Im Pressing setzte man auf ein 4-1-4-1, in dem die Achter oder die Flügelstürmer immer wieder auf die Dreierkette der Belgier aufrückten. Die Europäer fanden jedoch meist sehr schnell den Weg nach vorne, und schlugen den Ball auch öfters hoch, sodass die Brasilianer nur schwer Zugriff fanden. Vor allem schoben sie nur selten im 4-3-3 nach vorne und hielten das Pressing meist im 4-1-4-1, sodass die Belgier kaum Druck im Aufbau hatten. Bei höherem Zustellen schlug man wie bereits erwähnt den Ball nach vorne, und bereitete dies auch recht sauber vor, sodass vor allem Hazard und Lukaku immer wieder Bälle festhalten konnten. Oft kam man durch gutes Spiel um den zweiten Ball wieder in Ballbesitz, wenn die beiden Startstürmer den Ball nicht gleich von Anfang an kontrollieren konnte. So hatte vor allem in der ersten Halbzeit Brasilien Probleme die Belgier in den Griff zu kriegen.

 

Spielverlauf

Die Belgier hatten die Partie von Beginn an im Griff und gingen, überlegen durch ihre Adaptionen des eigenen Systems, schlussendlich auch recht früh in Führung, Nach einem Eckball in der 13. Minute stieg Kompany an der kurzen Stange am höchsten und verlängerte den Ball per Kopf, Fernandinho leitete ihn ins eigene Tor zur belgischen Führung. Die Brasilianer hatten zwar durchaus Spielanteile, fanden jedoch kaum gute Torabschlüsse. Die von Tite trainierte brasilianische Nationalmannshaft versuchte es dann auch öfters über Distanzschüsse. Die individuellen Aktionen von Coutinho, Willian und vor allem natürlich Neymar wirkten immer gefährlich, hatten jedoch nur wenig Substanz. Der Weg zu Gabriel Jesus war schwierig, die Belgier verteidigten gut und der Manchester City Stürmer hatte wenig Platz und somit Gelegenheit, seine klugen Bewegungen einzubrignen. In Minute 31 erzielte de Bruyne dann das 2:0, nachdem Lukaku einen Konter praktisch alleine gestartet und mit einem Dribbling gegen drei eingeleitet hatte. Aus der eigenen Hälfte dribbelte er nach vorne, 25 Meter vor dem Tor sah er de Bruyne und passte zu ihm, der Mittefeldspieler schloss unhaltbar ins lange Eck ab.

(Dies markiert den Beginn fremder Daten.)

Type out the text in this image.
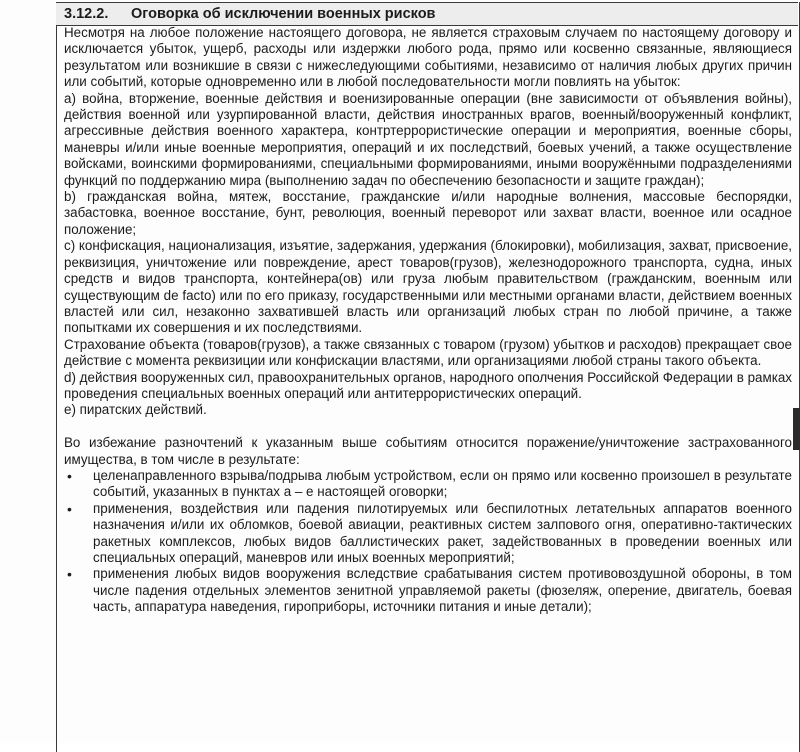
3.12.2. Оговорка об исключении военных рисков

Несмотря на любое положение настоящего договора, не является страховым случаем по настоящему договору и исключается убыток, ущерб, расходы или издержки любого рода, прямо или косвенно связанные, являющиеся результатом или возникшие в связи с нижеследующими событиями, независимо от наличия любых других причин или событий, которые одновременно или в любой последовательности могли повлиять на убыток:

a) война, вторжение, военные действия и военизированные операции (вне зависимости от объявления войны), действия военной или узурпированной власти, действия иностранных врагов, военный/вооруженный конфликт, агрессивные действия военного характера, контртеррористические операции и мероприятия, военные сборы, маневры и/или иные военные мероприятия, операций и их последствий, боевых учений, а также осуществление войсками, воинскими формированиями, специальными формированиями, иными вооружёнными подразделениями функций по поддержанию мира (выполнению задач по обеспечению безопасности и защите граждан);

b) гражданская война, мятеж, восстание, гражданские и/или народные волнения, массовые беспорядки, забастовка, военное восстание, бунт, революция, военный переворот или захват власти, военное или осадное положение;

c) конфискация, национализация, изъятие, задержания, удержания (блокировки), мобилизация, захват, присвоение, реквизиция, уничтожение или повреждение, арест товаров(грузов), железнодорожного транспорта, судна, иных средств и видов транспорта, контейнера(ов) или груза любым правительством (гражданским, военным или существующим de facto) или по его приказу, государственными или местными органами власти, действием военных властей или сил, незаконно захватившей власть или организаций любых стран по любой причине, а также попытками их совершения и их последствиями.

Страхование объекта (товаров(грузов), а также связанных с товаром (грузом) убытков и расходов) прекращает свое действие с момента реквизиции или конфискации властями, или организациями любой страны такого объекта.

d) действия вооруженных сил, правоохранительных органов, народного ополчения Российской Федерации в рамках проведения специальных военных операций или антитеррористических операций.

e) пиратских действий.

Во избежание разночтений к указанным выше событиям относится поражение/уничтожение застрахованного имущества, в том числе в результате:

• целенаправленного взрыва/подрыва любым устройством, если он прямо или косвенно произошел в результате событий, указанных в пунктах а – е настоящей оговорки;
• применения, воздействия или падения пилотируемых или беспилотных летательных аппаратов военного назначения и/или их обломков, боевой авиации, реактивных систем залпового огня, оперативно-тактических ракетных комплексов, любых видов баллистических ракет, задействованных в проведении военных или специальных операций, маневров или иных военных мероприятий;
• применения любых видов вооружения вследствие срабатывания систем противовоздушной обороны, в том числе падения отдельных элементов зенитной управляемой ракеты (фюзеляж, оперение, двигатель, боевая часть, аппаратура наведения, гироприборы, источники питания и иные детали);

In der zweiten Hälfte zeigten sich die Brasilianer deutlich stärker. Die Einwechslung von Firmino hatte mehr Mobilität und in das Spiel der Brasilianer gebracht, die Mannorientierungen der Belgier waren nun schwieriger zu balancieren. Die Südamerikaner bauten über die gesamte zweite Halbzeit hinweg Dominanz auf und schnürten die Belgier in ihre eigene Hälfte. Durch Überladungen des Zentrums mit teilweise sechs Spielern und Verlagerungen auf den aktiven Marcelo fand man immer wieder den Weg nach vorne beziehungsweise vorne zu bleiben. Folgerichtig erzielten die Brasilianer auch den Anschlusstreffer, Coutinho bereitete mit einem Chip in den Strafraum das Tor von Renato Augusto vor. Die passiven Belgier wurden jedoch nicht weiter bestraft, sodass es am ende 2:1 für Belgien hieß.

 

Fazit

Die Brasilianer hätten sich aufgrund vieler guter Chancen und viel Dominanz wohl das Unentschieden verdient. Die Belgier hatten jedoch ihren Matchplan gut adaptiert und sind ebenfalls ein verdienter Halbfinalist. Zwei gute Teams, eines blieb auf der Strecke.